Assignment

For detailed code explanations, Classes, Spark Session initialization instructions are added as Markdown text inside in the respective `.ipynb` files.

The ReadMe file consists of how to set up your environment for a successful run. For coding breakdown, open the Assignments.

Here's a list of things that each assignment holds:

Note: This is tested only on a Linux environment.

Assignment 1: Movies Dataset (1,697,533 reviews)

Find the item with the least rating
Find the item with the most rating
Find the item with the longest reviews
A desired dataframe operation
Store it into a parquet file

Assignment 2: Books Dataset (8,898,041 reviews)

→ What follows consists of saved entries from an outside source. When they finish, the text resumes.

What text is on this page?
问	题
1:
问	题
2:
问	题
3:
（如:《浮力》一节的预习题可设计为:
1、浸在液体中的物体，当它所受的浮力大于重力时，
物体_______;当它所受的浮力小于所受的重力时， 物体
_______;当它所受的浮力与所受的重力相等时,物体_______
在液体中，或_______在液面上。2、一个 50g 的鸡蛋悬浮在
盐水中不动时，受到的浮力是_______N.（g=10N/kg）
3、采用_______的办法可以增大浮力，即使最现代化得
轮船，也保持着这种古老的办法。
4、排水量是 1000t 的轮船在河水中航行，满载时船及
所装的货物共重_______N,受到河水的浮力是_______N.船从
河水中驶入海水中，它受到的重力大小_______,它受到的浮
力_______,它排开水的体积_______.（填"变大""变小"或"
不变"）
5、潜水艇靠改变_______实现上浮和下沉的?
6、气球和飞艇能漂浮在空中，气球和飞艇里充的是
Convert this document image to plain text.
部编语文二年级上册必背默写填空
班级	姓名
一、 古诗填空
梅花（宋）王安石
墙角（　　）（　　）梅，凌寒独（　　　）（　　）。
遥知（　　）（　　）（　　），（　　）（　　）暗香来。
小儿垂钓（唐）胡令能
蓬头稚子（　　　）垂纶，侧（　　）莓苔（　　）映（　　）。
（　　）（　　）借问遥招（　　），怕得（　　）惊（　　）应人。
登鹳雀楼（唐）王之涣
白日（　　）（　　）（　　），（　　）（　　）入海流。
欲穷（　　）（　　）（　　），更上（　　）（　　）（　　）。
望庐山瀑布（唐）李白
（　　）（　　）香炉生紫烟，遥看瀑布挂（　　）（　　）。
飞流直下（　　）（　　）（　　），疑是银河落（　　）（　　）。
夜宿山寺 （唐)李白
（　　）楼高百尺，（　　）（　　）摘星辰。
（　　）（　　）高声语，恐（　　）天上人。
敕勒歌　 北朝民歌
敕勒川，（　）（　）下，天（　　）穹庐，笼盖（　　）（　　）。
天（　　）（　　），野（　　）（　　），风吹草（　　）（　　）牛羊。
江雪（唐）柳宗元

Find the item with the least rating
Find the item with the most rating
Find the item with the longest reviews
Store it into a parquet file
Ingest the data in a postgre table

Tools/Libraries Used

Python
Jupyter
Pyspark
Docker: Image-Postgres

/bin consits of a .jar file that allows us to connect to any external DB with the pyspark module using jdbc.

To run an assignment:

Assignment_1.ipynb doesn't require docker to be installed. Only Assignment_2.ipynb requires Docker.

Setup the directories

The data directory is not uploaded which is under the name raw_lake.
It contains all the data file. The input file with the *.json format and the output file format with *.parquet

Instructions on how to download and store can be found inside the Assignment notebook.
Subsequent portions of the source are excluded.